The Hired Man is a musical by Howard Goodall and, Melvyn Bragg, which was performed as our school play last term. IMHO it is extremely good, with really enjoyable songs, original orchestration, and an involving story.

Everything revolves around a young married couple, John and Emily Tallentire, from Cumbria (a county in the north of England). They have left their own home town to 'get out on their own for a bit', and move to Crossbridge, a nearby village. John goes to the village hiring to get work as a farmhand. He is duly employed, and is to earn 16 shillings a week (a pittance, even at the rates then), but has the use of a cottage on farm land, and gets dead meat with which to supplement his diet. He is a strong and devoted worker, and earns the respect of the farm's owner, Mr Pennington, but not that of his son, Jackson.

Jackson turns out to be a bit of a philanderer. One of the farm girls, by the name of Sally, confides to Emily how much she likes him, but he hits on Emily whilst her husband is out ploughing the fields! She tells him that there can never be anything between them, but one day, when John is out hunting with his two brothers, Seth and Isaac, they finally share a fiery kiss. At the end of the first act, John suddenly finds out, and a fight ensues. Jackson is temporarily unconscious, but comes round in time to sing in the finale of the scene.
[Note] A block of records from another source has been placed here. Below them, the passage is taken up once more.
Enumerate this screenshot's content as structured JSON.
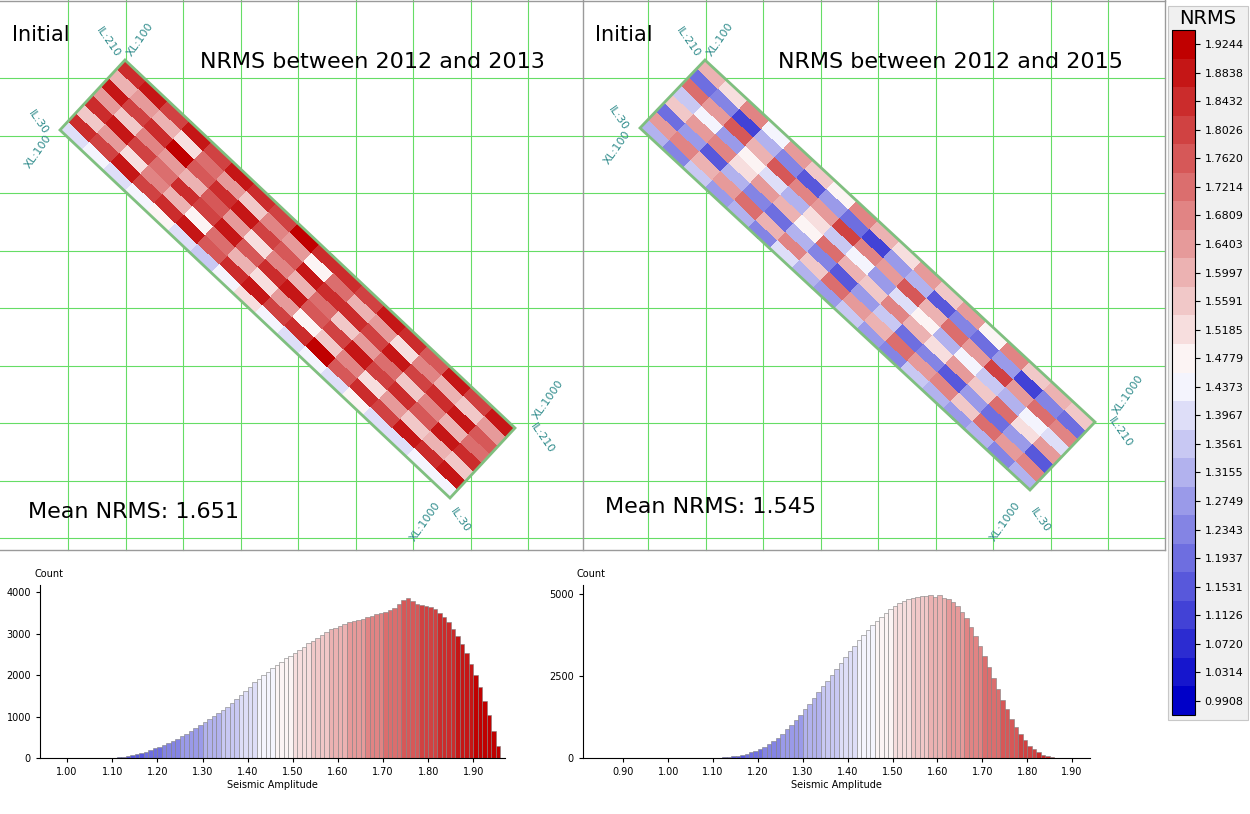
{
  "chart_data": [
    {
      "type": "heatmap",
      "label": "Initial",
      "title": "NRMS between 2012 and 2013",
      "annotation": "Mean NRMS: 1.651",
      "corner_labels": [
        "IL:210",
        "XL:100",
        "IL:30",
        "XL:100",
        "XL:1000",
        "IL:210",
        "XL:1000",
        "IL:30"
      ],
      "inline_range": [
        30,
        210
      ],
      "crossline_range": [
        100,
        1000
      ],
      "values": [
        [
          1.4,
          1.45,
          1.38,
          1.42,
          1.48,
          1.4,
          1.36,
          1.44,
          1.5,
          1.42,
          1.38,
          1.45,
          1.4,
          1.47,
          1.41,
          1.39,
          1.44,
          1.42
        ],
        [
          1.86,
          1.82,
          1.88,
          1.79,
          1.84,
          1.9,
          1.76,
          1.83,
          1.87,
          1.8,
          1.85,
          1.91,
          1.78,
          1.86,
          1.82,
          1.89,
          1.84,
          1.87
        ],
        [
          1.55,
          1.62,
          1.5,
          1.68,
          1.58,
          1.47,
          1.72,
          1.6,
          1.53,
          1.66,
          1.49,
          1.57,
          1.7,
          1.52,
          1.63,
          1.56,
          1.61,
          1.54
        ],
        [
          1.83,
          1.88,
          1.79,
          1.74,
          1.86,
          1.81,
          1.9,
          1.77,
          1.84,
          1.88,
          1.75,
          1.82,
          1.87,
          1.8,
          1.85,
          1.78,
          1.89,
          1.83
        ],
        [
          1.62,
          1.54,
          1.7,
          1.66,
          1.58,
          1.75,
          1.64,
          1.52,
          1.69,
          1.6,
          1.73,
          1.57,
          1.65,
          1.71,
          1.55,
          1.67,
          1.59,
          1.72
        ],
        [
          1.88,
          1.8,
          1.85,
          1.91,
          1.78,
          1.84,
          1.87,
          1.82,
          1.76,
          1.89,
          1.83,
          1.86,
          1.79,
          1.9,
          1.81,
          1.85,
          1.88,
          1.77
        ],
        [
          1.58,
          1.66,
          1.61,
          1.5,
          1.73,
          1.64,
          1.55,
          1.69,
          1.62,
          1.48,
          1.71,
          1.59,
          1.66,
          1.53,
          1.68,
          1.6,
          1.57,
          1.65
        ],
        [
          1.85,
          1.9,
          1.82,
          1.87,
          1.8,
          1.88,
          1.84,
          1.79,
          1.91,
          1.83,
          1.86,
          1.81,
          1.89,
          1.85,
          1.78,
          1.87,
          1.82,
          1.88
        ]
      ]
    },
    {
      "type": "heatmap",
      "label": "Initial",
      "title": "NRMS between 2012 and 2015",
      "annotation": "Mean NRMS: 1.545",
      "corner_labels": [
        "IL:210",
        "XL:100",
        "IL:30",
        "XL:100",
        "XL:1000",
        "IL:210",
        "XL:1000",
        "IL:30"
      ],
      "inline_range": [
        30,
        210
      ],
      "crossline_range": [
        100,
        1000
      ],
      "values": [
        [
          1.3,
          1.25,
          1.35,
          1.28,
          1.32,
          1.22,
          1.38,
          1.3,
          1.26,
          1.34,
          1.29,
          1.24,
          1.36,
          1.31,
          1.27,
          1.33,
          1.25,
          1.3
        ],
        [
          1.62,
          1.7,
          1.58,
          1.66,
          1.74,
          1.6,
          1.68,
          1.55,
          1.72,
          1.64,
          1.59,
          1.71,
          1.63,
          1.67,
          1.57,
          1.73,
          1.65,
          1.69
        ],
        [
          1.2,
          1.28,
          1.15,
          1.32,
          1.24,
          1.18,
          1.3,
          1.22,
          1.14,
          1.27,
          1.35,
          1.19,
          1.25,
          1.16,
          1.29,
          1.21,
          1.26,
          1.17
        ],
        [
          1.55,
          1.63,
          1.7,
          1.52,
          1.66,
          1.58,
          1.49,
          1.72,
          1.6,
          1.54,
          1.68,
          1.61,
          1.5,
          1.65,
          1.57,
          1.71,
          1.53,
          1.62
        ],
        [
          1.35,
          1.42,
          1.28,
          1.47,
          1.38,
          1.31,
          1.5,
          1.36,
          1.44,
          1.29,
          1.4,
          1.48,
          1.33,
          1.45,
          1.37,
          1.3,
          1.43,
          1.39
        ],
        [
          1.72,
          1.65,
          1.78,
          1.6,
          1.75,
          1.68,
          1.62,
          1.8,
          1.7,
          1.64,
          1.77,
          1.61,
          1.73,
          1.66,
          1.79,
          1.63,
          1.74,
          1.69
        ],
        [
          1.18,
          1.25,
          1.12,
          1.3,
          1.22,
          1.16,
          1.28,
          1.2,
          1.1,
          1.26,
          1.33,
          1.15,
          1.24,
          1.19,
          1.27,
          1.13,
          1.23,
          1.21
        ],
        [
          1.6,
          1.52,
          1.67,
          1.45,
          1.63,
          1.56,
          1.48,
          1.7,
          1.58,
          1.5,
          1.65,
          1.54,
          1.62,
          1.47,
          1.68,
          1.55,
          1.61,
          1.57
        ]
      ]
    },
    {
      "type": "histogram",
      "x_label": "Seismic Amplitude",
      "y_label": "Count",
      "bins": [
        1.1,
        1.11,
        1.12,
        1.13,
        1.14,
        1.15,
        1.16,
        1.17,
        1.18,
        1.19,
        1.2,
        1.21,
        1.22,
        1.23,
        1.24,
        1.25,
        1.26,
        1.27,
        1.28,
        1.29,
        1.3,
        1.31,
        1.32,
        1.33,
        1.34,
        1.35,
        1.36,
        1.37,
        1.38,
        1.39,
        1.4,
        1.41,
        1.42,
        1.43,
        1.44,
        1.45,
        1.46,
        1.47,
        1.48,
        1.49,
        1.5,
        1.51,
        1.52,
        1.53,
        1.54,
        1.55,
        1.56,
        1.57,
        1.58,
        1.59,
        1.6,
        1.61,
        1.62,
        1.63,
        1.64,
        1.65,
        1.66,
        1.67,
        1.68,
        1.69,
        1.7,
        1.71,
        1.72,
        1.73,
        1.74,
        1.75,
        1.76,
        1.77,
        1.78,
        1.79,
        1.8,
        1.81,
        1.82,
        1.83,
        1.84,
        1.85,
        1.86,
        1.87,
        1.88,
        1.89,
        1.9,
        1.91,
        1.92,
        1.93,
        1.94,
        1.95,
        1.96
      ],
      "counts": [
        10,
        20,
        30,
        50,
        70,
        90,
        120,
        150,
        190,
        230,
        270,
        310,
        360,
        410,
        460,
        520,
        580,
        650,
        720,
        800,
        870,
        940,
        1010,
        1080,
        1150,
        1230,
        1320,
        1420,
        1520,
        1620,
        1720,
        1820,
        1910,
        2000,
        2080,
        2160,
        2250,
        2320,
        2400,
        2460,
        2530,
        2600,
        2680,
        2760,
        2830,
        2900,
        2970,
        3040,
        3100,
        3130,
        3170,
        3230,
        3280,
        3300,
        3330,
        3360,
        3400,
        3430,
        3470,
        3500,
        3530,
        3560,
        3620,
        3700,
        3820,
        3860,
        3790,
        3720,
        3690,
        3670,
        3640,
        3580,
        3500,
        3400,
        3280,
        3120,
        2950,
        2750,
        2520,
        2270,
        1990,
        1700,
        1380,
        1030,
        650,
        300
      ],
      "xlim": [
        0.94,
        1.97
      ],
      "xticks": [
        {
          "value": 1.0,
          "label": "1.00"
        },
        {
          "value": 1.1,
          "label": "1.10"
        },
        {
          "value": 1.2,
          "label": "1.20"
        },
        {
          "value": 1.3,
          "label": "1.30"
        },
        {
          "value": 1.4,
          "label": "1.40"
        },
        {
          "value": 1.5,
          "label": "1.50"
        },
        {
          "value": 1.6,
          "label": "1.60"
        },
        {
          "value": 1.7,
          "label": "1.70"
        },
        {
          "value": 1.8,
          "label": "1.80"
        },
        {
          "value": 1.9,
          "label": "1.90"
        }
      ],
      "ylim": [
        0,
        4170
      ],
      "yticks": [
        0,
        1000,
        2000,
        3000,
        4000
      ]
    },
    {
      "type": "histogram",
      "x_label": "Seismic Amplitude",
      "y_label": "Count",
      "bins": [
        1.1,
        1.11,
        1.12,
        1.13,
        1.14,
        1.15,
        1.16,
        1.17,
        1.18,
        1.19,
        1.2,
        1.21,
        1.22,
        1.23,
        1.24,
        1.25,
        1.26,
        1.27,
        1.28,
        1.29,
        1.3,
        1.31,
        1.32,
        1.33,
        1.34,
        1.35,
        1.36,
        1.37,
        1.38,
        1.39,
        1.4,
        1.41,
        1.42,
        1.43,
        1.44,
        1.45,
        1.46,
        1.47,
        1.48,
        1.49,
        1.5,
        1.51,
        1.52,
        1.53,
        1.54,
        1.55,
        1.56,
        1.57,
        1.58,
        1.59,
        1.6,
        1.61,
        1.62,
        1.63,
        1.64,
        1.65,
        1.66,
        1.67,
        1.68,
        1.69,
        1.7,
        1.71,
        1.72,
        1.73,
        1.74,
        1.75,
        1.76,
        1.77,
        1.78,
        1.79,
        1.8,
        1.81,
        1.82,
        1.83,
        1.84,
        1.85,
        1.86
      ],
      "counts": [
        10,
        15,
        25,
        40,
        55,
        75,
        100,
        130,
        170,
        220,
        280,
        350,
        430,
        520,
        620,
        740,
        870,
        1010,
        1160,
        1320,
        1480,
        1650,
        1820,
        2000,
        2180,
        2360,
        2540,
        2720,
        2900,
        3080,
        3250,
        3420,
        3590,
        3750,
        3900,
        4050,
        4180,
        4310,
        4430,
        4540,
        4640,
        4720,
        4790,
        4850,
        4880,
        4900,
        4920,
        4950,
        4960,
        4900,
        4970,
        4880,
        4840,
        4750,
        4620,
        4450,
        4250,
        4000,
        3720,
        3420,
        3100,
        2770,
        2430,
        2100,
        1780,
        1480,
        1200,
        950,
        730,
        540,
        380,
        260,
        170,
        100,
        60,
        30
      ],
      "xlim": [
        0.81,
        1.94
      ],
      "xticks": [
        {
          "value": 0.9,
          "label": "0.90"
        },
        {
          "value": 1.0,
          "label": "1.00"
        },
        {
          "value": 1.1,
          "label": "1.10"
        },
        {
          "value": 1.2,
          "label": "1.20"
        },
        {
          "value": 1.3,
          "label": "1.30"
        },
        {
          "value": 1.4,
          "label": "1.40"
        },
        {
          "value": 1.5,
          "label": "1.50"
        },
        {
          "value": 1.6,
          "label": "1.60"
        },
        {
          "value": 1.7,
          "label": "1.70"
        },
        {
          "value": 1.8,
          "label": "1.80"
        },
        {
          "value": 1.9,
          "label": "1.90"
        }
      ],
      "ylim": [
        0,
        5270
      ],
      "yticks": [
        0,
        2500,
        5000
      ]
    }
  ],
  "colorbar": {
    "title": "NRMS",
    "range": [
      0.9705,
      1.9447
    ],
    "colormap": [
      "#0000c8",
      "#ffffff",
      "#c00000"
    ],
    "ticks": [
      0.9908,
      1.0314,
      {
        "value": 1.072,
        "label": "1.0720"
      },
      1.1126,
      1.1531,
      1.1937,
      1.2343,
      1.2749,
      1.3155,
      1.3561,
      1.3967,
      1.4373,
      1.4779,
      1.5185,
      1.5591,
      1.5997,
      1.6403,
      1.6809,
      1.7214,
      {
        "value": 1.762,
        "label": "1.7620"
      },
      1.8026,
      1.8432,
      1.8838,
      1.9244
    ]
  }
}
Act 2 is set sixteen years later. John and Emily have two children, Harry and May. They have moved to the nearby mining town, where John joins his two brothers 'down't pit'. However, shortly after their new lifestyle is introduced, it is broken up again as the World War 1 breaks out, and John volunteers. We see many familiar faces in the trench scenes, many of whom die. Isaac is badly injured, and only saved by the bravery of one Jackson Pennington. Whilst John is away, and unable to stop him, Harry joins up, but is killed in action. John returns home to find Emily inconsolable. Her health starts to deteriorate, and she weakens and pales. John, after the war, continues to work in the mines.

However, there is an accident down the mines. Emily hears the siren, and sends May to find out whether her father is all right. However, on her return, with good news of her father, she finds her mother is dead. John eventually decides to move back to the land, and the piece culminates in the re-hiring, wherein John once again becomes a farmhand.

Although this was by and large an extremely enjoyable production, there were one or two small things about it which annoyed me. Firstly, the thick 'oop north' accents that all the characters were forced to adopt occasionally obscured the words, and secondly, Olly White as John was not quite able to reach some of the top notes of his part. Nonetheless, it was good enough that I went four nights out of six.